« Les courants extrémistes (musulmans) sont une menace pour tous, chrétiens et musulmans, et nous devons les affronter ensemble », est-il ainsi écrit dans ce premier document de travail intitulé « L'Église catholique au Moyen-Orient : communion et témoignage ».
Le texte, fruit d'un conseil présynodal composé de sept patriarches des six Églises orientales catholiques, du patriarche latin de Jérusalem, de responsables de la curie romaine et des présidents des Conférences épiscopales turque et iranienne, cite la dernière lettre pastorale des patriarches catholiques d'Orient, de 2009.

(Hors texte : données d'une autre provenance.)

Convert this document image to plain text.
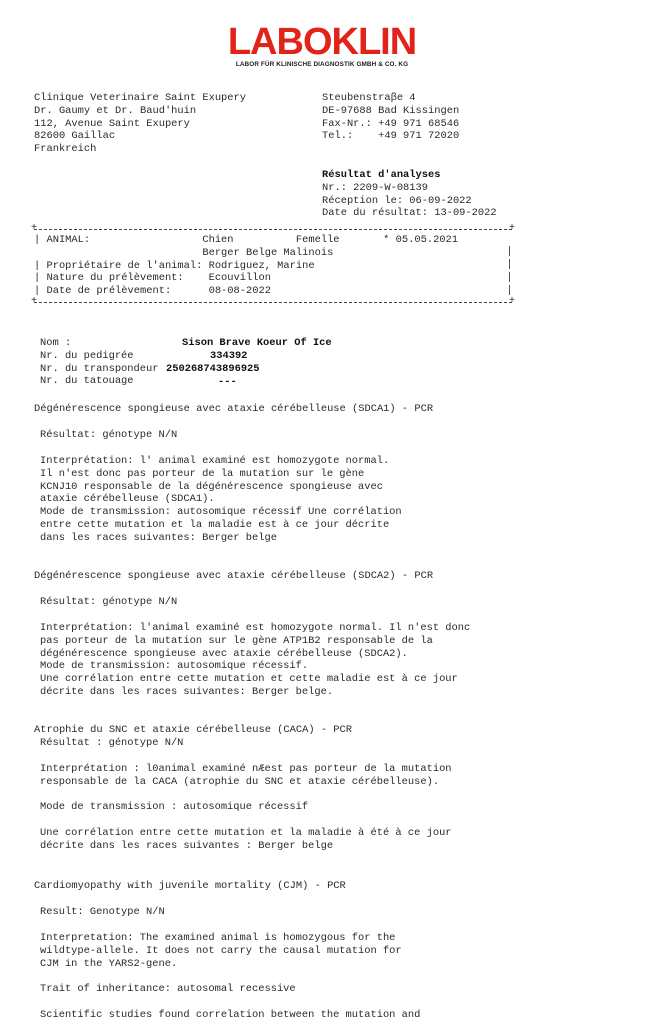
LABOKLIN
LABOR FÜR KLINISCHE DIAGNOSTIK GMBH & CO. KG
Clinique Veterinaire Saint Exupery
Dr. Gaumy et Dr. Baud'huin
112, Avenue Saint Exupery
82600 Gaillac
Frankreich
Steubenstraβe 4
DE-97688 Bad Kissingen
Fax-Nr.: +49 971 68546
Tel.:    +49 971 72020
Résultat d'analyses
Nr.: 2209-W-08139
Réception le: 06-09-2022
Date du résultat: 13-09-2022
+	+
| ANIMAL:                  Chien          Femelle       * 05.05.2021
Berger Belge Malinois
| Propriétaire de l'animal: Rodriguez, Marine
| Nature du prélèvement:    Ecouvillon
| Date de prélèvement:      08-08-2022
+	+
Nom :
Nr. du pedigrée
Nr. du transpondeur
Nr. du tatouage
Sison Brave Koeur Of Ice
334392
250268743896925
---
Dégénérescence spongieuse avec ataxie cérébelleuse (SDCA1) - PCR
Résultat: génotype N/N
Interprétation: l' animal examiné est homozygote normal.
Il n'est donc pas porteur de la mutation sur le gène
KCNJ10 responsable de la dégénérescence spongieuse avec
ataxie cérébelleuse (SDCA1).
Mode de transmission: autosomique récessif Une corrélation
entre cette mutation et la maladie est à ce jour décrite
dans les races suivantes: Berger belge
Dégénérescence spongieuse avec ataxie cérébelleuse (SDCA2) - PCR
Résultat: génotype N/N
Interprétation: l'animal examiné est homozygote normal. Il n'est donc
pas porteur de la mutation sur le gène ATP1B2 responsable de la
dégénérescence spongieuse avec ataxie cérébelleuse (SDCA2).
Mode de transmission: autosomique récessif.
Une corrélation entre cette mutation et cette maladie est à ce jour
décrite dans les races suivantes: Berger belge.
Atrophie du SNC et ataxie cérébelleuse (CACA) - PCR
Résultat : génotype N/N
Interprétation : l0animal examiné nÆest pas porteur de la mutation
responsable de la CACA (atrophie du SNC et ataxie cérébelleuse).
Mode de transmission : autosomique récessif
Une corrélation entre cette mutation et la maladie à été à ce jour
décrite dans les races suivantes : Berger belge
Cardiomyopathy with juvenile mortality (CJM) - PCR
Result: Genotype N/N
Interpretation: The examined animal is homozygous for the
wildtype-allele. It does not carry the causal mutation for
CJM in the YARS2-gene.
Trait of inheritance: autosomal recessive
Scientific studies found correlation between the mutation and
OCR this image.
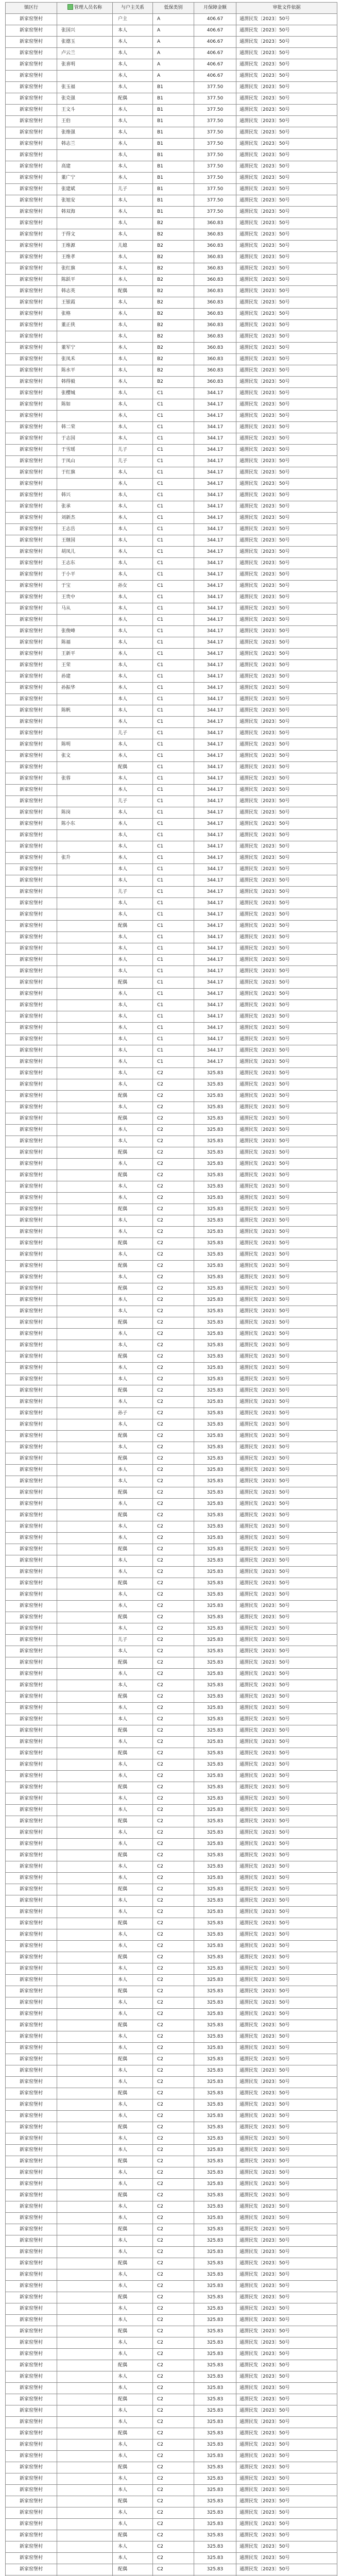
镇区行	管理人员名称	与户主关系	低保类别	月保障金额	审批文件依据
新家窑堡村		户主	A	406.67	通渭民发〔2023〕50号
新家窑堡村	张国兴	本人	A	406.67	通渭民发〔2023〕50号
新家窑堡村	张德玉	本人	A	406.67	通渭民发〔2023〕50号
新家窑堡村	卢云兰	本人	A	406.67	通渭民发〔2023〕50号
新家窑堡村	张喜明	本人	A	406.67	通渭民发〔2023〕50号
新家窑堡村		本人	A	406.67	通渭民发〔2023〕50号
新家窑堡村	张玉福	本人	B1	377.50	通渭民发〔2023〕50号
新家窑堡村	张克强	配偶	B1	377.50	通渭民发〔2023〕50号
新家窑堡村	王文斗	本人	B1	377.50	通渭民发〔2023〕50号
新家窑堡村	王伯	本人	B1	377.50	通渭民发〔2023〕50号
新家窑堡村	张维强	本人	B1	377.50	通渭民发〔2023〕50号
新家窑堡村	韩志兰	本人	B1	377.50	通渭民发〔2023〕50号
新家窑堡村		本人	B1	377.50	通渭民发〔2023〕50号
新家窑堡村	高建	本人	B1	377.50	通渭民发〔2023〕50号
新家窑堡村	董广宁	本人	B1	377.50	通渭民发〔2023〕50号
新家窑堡村	张建斌	儿子	B1	377.50	通渭民发〔2023〕50号
新家窑堡村	张旭安	本人	B1	377.50	通渭民发〔2023〕50号
新家窑堡村	韩双海	本人	B1	377.50	通渭民发〔2023〕50号
新家窑堡村		本人	B2	360.83	通渭民发〔2023〕50号
新家窑堡村	于得文	本人	B2	360.83	通渭民发〔2023〕50号
新家窑堡村	王维源	儿媳	B2	360.83	通渭民发〔2023〕50号
新家窑堡村	王维孝	本人	B2	360.83	通渭民发〔2023〕50号
新家窑堡村	张红旗	本人	B2	360.83	通渭民发〔2023〕50号
新家窑堡村	陈跃平	本人	B2	360.83	通渭民发〔2023〕50号
新家窑堡村	韩志英	配偶	B2	360.83	通渭民发〔2023〕50号
新家窑堡村	王银霞	本人	B2	360.83	通渭民发〔2023〕50号
新家窑堡村	张格	本人	B2	360.83	通渭民发〔2023〕50号
新家窑堡村	董正侠	本人	B2	360.83	通渭民发〔2023〕50号
新家窑堡村		本人	B2	360.83	通渭民发〔2023〕50号
新家窑堡村	董军宁	本人	B2	360.83	通渭民发〔2023〕50号
新家窑堡村	张凤禾	本人	B2	360.83	通渭民发〔2023〕50号
新家窑堡村	陈水平	本人	B2	360.83	通渭民发〔2023〕50号
新家窑堡村	韩得毅	本人	B2	360.83	通渭民发〔2023〕50号
新家窑堡村	张樱城	本人	C1	344.17	通渭民发〔2023〕50号
新家窑堡村	陈如	本人	C1	344.17	通渭民发〔2023〕50号
新家窑堡村		本人	C1	344.17	通渭民发〔2023〕50号
新家窑堡村	韩二荣	本人	C1	344.17	通渭民发〔2023〕50号
新家窑堡村	于志国	本人	C1	344.17	通渭民发〔2023〕50号
新家窑堡村	于雪瑶	儿子	C1	344.17	通渭民发〔2023〕50号
新家窑堡村	于凤山	儿子	C1	344.17	通渭民发〔2023〕50号
新家窑堡村	于红旗	本人	C1	344.17	通渭民发〔2023〕50号
新家窑堡村		本人	C1	344.17	通渭民发〔2023〕50号
新家窑堡村	韩兴	本人	C1	344.17	通渭民发〔2023〕50号
新家窑堡村	张承	本人	C1	344.17	通渭民发〔2023〕50号
新家窑堡村	刘新杰	本人	C1	344.17	通渭民发〔2023〕50号
新家窑堡村	王志岳	本人	C1	344.17	通渭民发〔2023〕50号
新家窑堡村	王继国	本人	C1	344.17	通渭民发〔2023〕50号
新家窑堡村	胡凤儿	本人	C1	344.17	通渭民发〔2023〕50号
新家窑堡村	王志东	本人	C1	344.17	通渭民发〔2023〕50号
新家窑堡村	于小平	本人	C1	344.17	通渭民发〔2023〕50号
新家窑堡村	于宝	孙女	C1	344.17	通渭民发〔2023〕50号
新家窑堡村	王贵中	本人	C1	344.17	通渭民发〔2023〕50号
新家窑堡村	马从	本人	C1	344.17	通渭民发〔2023〕50号
新家窑堡村		本人	C1	344.17	通渭民发〔2023〕50号
新家窑堡村	张俊峰	本人	C1	344.17	通渭民发〔2023〕50号
新家窑堡村	陈福	本人	C1	344.17	通渭民发〔2023〕50号
新家窑堡村	王新平	本人	C1	344.17	通渭民发〔2023〕50号
新家窑堡村	王荣	本人	C1	344.17	通渭民发〔2023〕50号
新家窑堡村	孙建	本人	C1	344.17	通渭民发〔2023〕50号
新家窑堡村	孙振华	本人	C1	344.17	通渭民发〔2023〕50号
新家窑堡村		本人	C1	344.17	通渭民发〔2023〕50号
新家窑堡村	陈帆	本人	C1	344.17	通渭民发〔2023〕50号
新家窑堡村		本人	C1	344.17	通渭民发〔2023〕50号
新家窑堡村		儿子	C1	344.17	通渭民发〔2023〕50号
新家窑堡村	陈明	本人	C1	344.17	通渭民发〔2023〕50号
新家窑堡村	张文	本人	C1	344.17	通渭民发〔2023〕50号
新家窑堡村		配偶	C1	344.17	通渭民发〔2023〕50号
新家窑堡村	张蓉	本人	C1	344.17	通渭民发〔2023〕50号
新家窑堡村		本人	C1	344.17	通渭民发〔2023〕50号
新家窑堡村		儿子	C1	344.17	通渭民发〔2023〕50号
新家窑堡村	陈岗	本人	C1	344.17	通渭民发〔2023〕50号
新家窑堡村	陈小东	本人	C1	344.17	通渭民发〔2023〕50号
新家窑堡村		本人	C1	344.17	通渭民发〔2023〕50号
新家窑堡村		本人	C1	344.17	通渭民发〔2023〕50号
新家窑堡村	张升	本人	C1	344.17	通渭民发〔2023〕50号
新家窑堡村		本人	C1	344.17	通渭民发〔2023〕50号
新家窑堡村		本人	C1	344.17	通渭民发〔2023〕50号
新家窑堡村		儿子	C1	344.17	通渭民发〔2023〕50号
新家窑堡村		本人	C1	344.17	通渭民发〔2023〕50号
新家窑堡村		本人	C1	344.17	通渭民发〔2023〕50号
新家窑堡村		配偶	C1	344.17	通渭民发〔2023〕50号
新家窑堡村		本人	C1	344.17	通渭民发〔2023〕50号
新家窑堡村		本人	C1	344.17	通渭民发〔2023〕50号
新家窑堡村		本人	C1	344.17	通渭民发〔2023〕50号
新家窑堡村		本人	C1	344.17	通渭民发〔2023〕50号
新家窑堡村		配偶	C1	344.17	通渭民发〔2023〕50号
新家窑堡村		本人	C1	344.17	通渭民发〔2023〕50号
新家窑堡村		本人	C1	344.17	通渭民发〔2023〕50号
新家窑堡村		本人	C1	344.17	通渭民发〔2023〕50号
新家窑堡村		本人	C1	344.17	通渭民发〔2023〕50号
新家窑堡村		本人	C1	344.17	通渭民发〔2023〕50号
新家窑堡村		本人	C1	344.17	通渭民发〔2023〕50号
新家窑堡村		本人	C1	344.17	通渭民发〔2023〕50号
新家窑堡村		本人	C2	325.83	通渭民发〔2023〕50号
新家窑堡村		本人	C2	325.83	通渭民发〔2023〕50号
新家窑堡村		配偶	C2	325.83	通渭民发〔2023〕50号
新家窑堡村		本人	C2	325.83	通渭民发〔2023〕50号
新家窑堡村		配偶	C2	325.83	通渭民发〔2023〕50号
新家窑堡村		本人	C2	325.83	通渭民发〔2023〕50号
新家窑堡村		本人	C2	325.83	通渭民发〔2023〕50号
新家窑堡村		配偶	C2	325.83	通渭民发〔2023〕50号
新家窑堡村		本人	C2	325.83	通渭民发〔2023〕50号
新家窑堡村		配偶	C2	325.83	通渭民发〔2023〕50号
新家窑堡村		本人	C2	325.83	通渭民发〔2023〕50号
新家窑堡村		本人	C2	325.83	通渭民发〔2023〕50号
新家窑堡村		配偶	C2	325.83	通渭民发〔2023〕50号
新家窑堡村		本人	C2	325.83	通渭民发〔2023〕50号
新家窑堡村		本人	C2	325.83	通渭民发〔2023〕50号
新家窑堡村		配偶	C2	325.83	通渭民发〔2023〕50号
新家窑堡村		本人	C2	325.83	通渭民发〔2023〕50号
新家窑堡村		配偶	C2	325.83	通渭民发〔2023〕50号
新家窑堡村		本人	C2	325.83	通渭民发〔2023〕50号
新家窑堡村		配偶	C2	325.83	通渭民发〔2023〕50号
新家窑堡村		本人	C2	325.83	通渭民发〔2023〕50号
新家窑堡村		本人	C2	325.83	通渭民发〔2023〕50号
新家窑堡村		配偶	C2	325.83	通渭民发〔2023〕50号
新家窑堡村		本人	C2	325.83	通渭民发〔2023〕50号
新家窑堡村		本人	C2	325.83	通渭民发〔2023〕50号
新家窑堡村		配偶	C2	325.83	通渭民发〔2023〕50号
新家窑堡村		本人	C2	325.83	通渭民发〔2023〕50号
新家窑堡村		本人	C2	325.83	通渭民发〔2023〕50号
新家窑堡村		配偶	C2	325.83	通渭民发〔2023〕50号
新家窑堡村		本人	C2	325.83	通渭民发〔2023〕50号
新家窑堡村		孙子	C2	325.83	通渭民发〔2023〕50号
新家窑堡村		本人	C2	325.83	通渭民发〔2023〕50号
新家窑堡村		配偶	C2	325.83	通渭民发〔2023〕50号
新家窑堡村		本人	C2	325.83	通渭民发〔2023〕50号
新家窑堡村		配偶	C2	325.83	通渭民发〔2023〕50号
新家窑堡村		本人	C2	325.83	通渭民发〔2023〕50号
新家窑堡村		本人	C2	325.83	通渭民发〔2023〕50号
新家窑堡村		配偶	C2	325.83	通渭民发〔2023〕50号
新家窑堡村		本人	C2	325.83	通渭民发〔2023〕50号
新家窑堡村		配偶	C2	325.83	通渭民发〔2023〕50号
新家窑堡村		本人	C2	325.83	通渭民发〔2023〕50号
新家窑堡村		本人	C2	325.83	通渭民发〔2023〕50号
新家窑堡村		配偶	C2	325.83	通渭民发〔2023〕50号
新家窑堡村		本人	C2	325.83	通渭民发〔2023〕50号
新家窑堡村		本人	C2	325.83	通渭民发〔2023〕50号
新家窑堡村		配偶	C2	325.83	通渭民发〔2023〕50号
新家窑堡村		本人	C2	325.83	通渭民发〔2023〕50号
新家窑堡村		本人	C2	325.83	通渭民发〔2023〕50号
新家窑堡村		配偶	C2	325.83	通渭民发〔2023〕50号
新家窑堡村		本人	C2	325.83	通渭民发〔2023〕50号
新家窑堡村		儿子	C2	325.83	通渭民发〔2023〕50号
新家窑堡村		本人	C2	325.83	通渭民发〔2023〕50号
新家窑堡村		配偶	C2	325.83	通渭民发〔2023〕50号
新家窑堡村		本人	C2	325.83	通渭民发〔2023〕50号
新家窑堡村		本人	C2	325.83	通渭民发〔2023〕50号
新家窑堡村		配偶	C2	325.83	通渭民发〔2023〕50号
新家窑堡村		本人	C2	325.83	通渭民发〔2023〕50号
新家窑堡村		本人	C2	325.83	通渭民发〔2023〕50号
新家窑堡村		配偶	C2	325.83	通渭民发〔2023〕50号
新家窑堡村		本人	C2	325.83	通渭民发〔2023〕50号
新家窑堡村		配偶	C2	325.83	通渭民发〔2023〕50号
新家窑堡村		本人	C2	325.83	通渭民发〔2023〕50号
新家窑堡村		本人	C2	325.83	通渭民发〔2023〕50号
新家窑堡村		配偶	C2	325.83	通渭民发〔2023〕50号
新家窑堡村		本人	C2	325.83	通渭民发〔2023〕50号
新家窑堡村		本人	C2	325.83	通渭民发〔2023〕50号
新家窑堡村		配偶	C2	325.83	通渭民发〔2023〕50号
新家窑堡村		本人	C2	325.83	通渭民发〔2023〕50号
新家窑堡村		本人	C2	325.83	通渭民发〔2023〕50号
新家窑堡村		配偶	C2	325.83	通渭民发〔2023〕50号
新家窑堡村		本人	C2	325.83	通渭民发〔2023〕50号
新家窑堡村		本人	C2	325.83	通渭民发〔2023〕50号
新家窑堡村		配偶	C2	325.83	通渭民发〔2023〕50号
新家窑堡村		本人	C2	325.83	通渭民发〔2023〕50号
新家窑堡村		本人	C2	325.83	通渭民发〔2023〕50号
新家窑堡村		配偶	C2	325.83	通渭民发〔2023〕50号
新家窑堡村		本人	C2	325.83	通渭民发〔2023〕50号
新家窑堡村		本人	C2	325.83	通渭民发〔2023〕50号
新家窑堡村		配偶	C2	325.83	通渭民发〔2023〕50号
新家窑堡村		本人	C2	325.83	通渭民发〔2023〕50号
新家窑堡村		本人	C2	325.83	通渭民发〔2023〕50号
新家窑堡村		配偶	C2	325.83	通渭民发〔2023〕50号
新家窑堡村		本人	C2	325.83	通渭民发〔2023〕50号
新家窑堡村		本人	C2	325.83	通渭民发〔2023〕50号
新家窑堡村		配偶	C2	325.83	通渭民发〔2023〕50号
新家窑堡村		本人	C2	325.83	通渭民发〔2023〕50号
新家窑堡村		本人	C2	325.83	通渭民发〔2023〕50号
新家窑堡村		配偶	C2	325.83	通渭民发〔2023〕50号
新家窑堡村		本人	C2	325.83	通渭民发〔2023〕50号
新家窑堡村		本人	C2	325.83	通渭民发〔2023〕50号
新家窑堡村		配偶	C2	325.83	通渭民发〔2023〕50号
新家窑堡村		本人	C2	325.83	通渭民发〔2023〕50号
新家窑堡村		本人	C2	325.83	通渭民发〔2023〕50号
新家窑堡村		配偶	C2	325.83	通渭民发〔2023〕50号
新家窑堡村		本人	C2	325.83	通渭民发〔2023〕50号
新家窑堡村		本人	C2	325.83	通渭民发〔2023〕50号
新家窑堡村		配偶	C2	325.83	通渭民发〔2023〕50号
新家窑堡村		本人	C2	325.83	通渭民发〔2023〕50号
新家窑堡村		本人	C2	325.83	通渭民发〔2023〕50号
新家窑堡村		配偶	C2	325.83	通渭民发〔2023〕50号
新家窑堡村		本人	C2	325.83	通渭民发〔2023〕50号
新家窑堡村		本人	C2	325.83	通渭民发〔2023〕50号
新家窑堡村		配偶	C2	325.83	通渭民发〔2023〕50号
新家窑堡村		本人	C2	325.83	通渭民发〔2023〕50号
新家窑堡村		本人	C2	325.83	通渭民发〔2023〕50号
新家窑堡村		配偶	C2	325.83	通渭民发〔2023〕50号
新家窑堡村		本人	C2	325.83	通渭民发〔2023〕50号
新家窑堡村		本人	C2	325.83	通渭民发〔2023〕50号
新家窑堡村		配偶	C2	325.83	通渭民发〔2023〕50号
新家窑堡村		本人	C2	325.83	通渭民发〔2023〕50号
新家窑堡村		本人	C2	325.83	通渭民发〔2023〕50号
新家窑堡村		配偶	C2	325.83	通渭民发〔2023〕50号
新家窑堡村		本人	C2	325.83	通渭民发〔2023〕50号
新家窑堡村		本人	C2	325.83	通渭民发〔2023〕50号
新家窑堡村		配偶	C2	325.83	通渭民发〔2023〕50号
新家窑堡村		本人	C2	325.83	通渭民发〔2023〕50号
新家窑堡村		本人	C2	325.83	通渭民发〔2023〕50号
新家窑堡村		配偶	C2	325.83	通渭民发〔2023〕50号
新家窑堡村		本人	C2	325.83	通渭民发〔2023〕50号
新家窑堡村		本人	C2	325.83	通渭民发〔2023〕50号
新家窑堡村		配偶	C2	325.83	通渭民发〔2023〕50号
新家窑堡村		本人	C2	325.83	通渭民发〔2023〕50号
新家窑堡村		本人	C2	325.83	通渭民发〔2023〕50号
新家窑堡村		配偶	C2	325.83	通渭民发〔2023〕50号
新家窑堡村		本人	C2	325.83	通渭民发〔2023〕50号
新家窑堡村		本人	C2	325.83	通渭民发〔2023〕50号
新家窑堡村		配偶	C2	325.83	通渭民发〔2023〕50号
新家窑堡村		本人	C2	325.83	通渭民发〔2023〕50号
新家窑堡村		本人	C2	325.83	通渭民发〔2023〕50号
新家窑堡村		配偶	C2	325.83	通渭民发〔2023〕50号
新家窑堡村		本人	C2	325.83	通渭民发〔2023〕50号
新家窑堡村		本人	C2	325.83	通渭民发〔2023〕50号
新家窑堡村		配偶	C2	325.83	通渭民发〔2023〕50号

Les patriarches y constatent « la montée de l'islam politique, à partir des années 1970 », soulignant qu'il comprend des « courants religieux qui voudraient imposer un mode de vie islamique aux sociétés arabes, turque ou iranienne et à tous ceux qui y vivent, musulmans et non-musulmans ».
Le document, appelé lineamenta, relève qu'« avec la montée de l'intégrisme islamique, les incidents contre les chrétiens augmentent un peu partout ». Mais ce texte souligne aussi « la disponibilité d'un grand nombre de musulmans à lutter contre cet extrémisme religieux croissant ».
Le document dresse un état des lieux de la région qui compte 17 millions de chrétiens, majoritairement en Égypte (10 %), et autour de cinq millions de catholiques, a indiqué Mgr Nikola Eterovic, secrétaire général du synode des évêques, au cours d'une conférence de presse. Le texte note que le conflit israélo-palestinien est le « principal foyer » de l'instabilité de la région et que « l'occupation israélienne des territoires palestiniens et de territoires libanais et syrien » est la « cause » de « l'hostilité entre les Palestiniens et le monde arabe d'un côté, et l'État d'Israël de l'autre ».
Les chrétiens ont été au nombre des « principales victimes » de la guerre en Irak, ce dont « la politique internationale ne tient aucunement compte ».
Au Liban, poursuit le texte, « les chrétiens sont profondément divisés sur les plans politique et confessionnel » et en Égypte, « la montée de l'islam politique et le désengagement des chrétiens de la société civile rendent leur vie sujette à l'intolérance, à l'inégalité et à l'injustice ».
Le conseil présynodal s'inquiète par conséquent de l'émigration des chrétiens de la région, affirmant que « ce serait une perte pour l'Église universelle si le christianisme devait disparaître ou s'affaiblir précisément là où il est né ».
Il importe, selon lui, de bien distinguer politique et religion : « Les options politiques des États occidentaux sont mises sur le compte de la foi chrétienne. Il est important d'expliquer le sens de la laïcité et de rappeler qu'il n'existe pas une Ligue des États chrétiens semblable à l'Organisation de la conférence islamique (OCI). »
Dans ce contexte difficile, les chrétiens doivent « faire tomber les barrières de la peur, de la méfiance et de la haine, par le biais (de leur) amitié avec les juifs et les musulmans, les Israéliens et les Palestiniens », souligne le texte, qui sera adressé aux évêques des Églises catholiques orientales et aux conférences épiscopales et qui pose 32 questions pour orienter le travail de réflexion préparatoire au synode.
Les réponses seront synthétisées dans un second document qui sera remis par le pape Benoît XVI aux représentants des Églises orientales catholiques pendant son voyage à Chypre du 4 au 6 juin.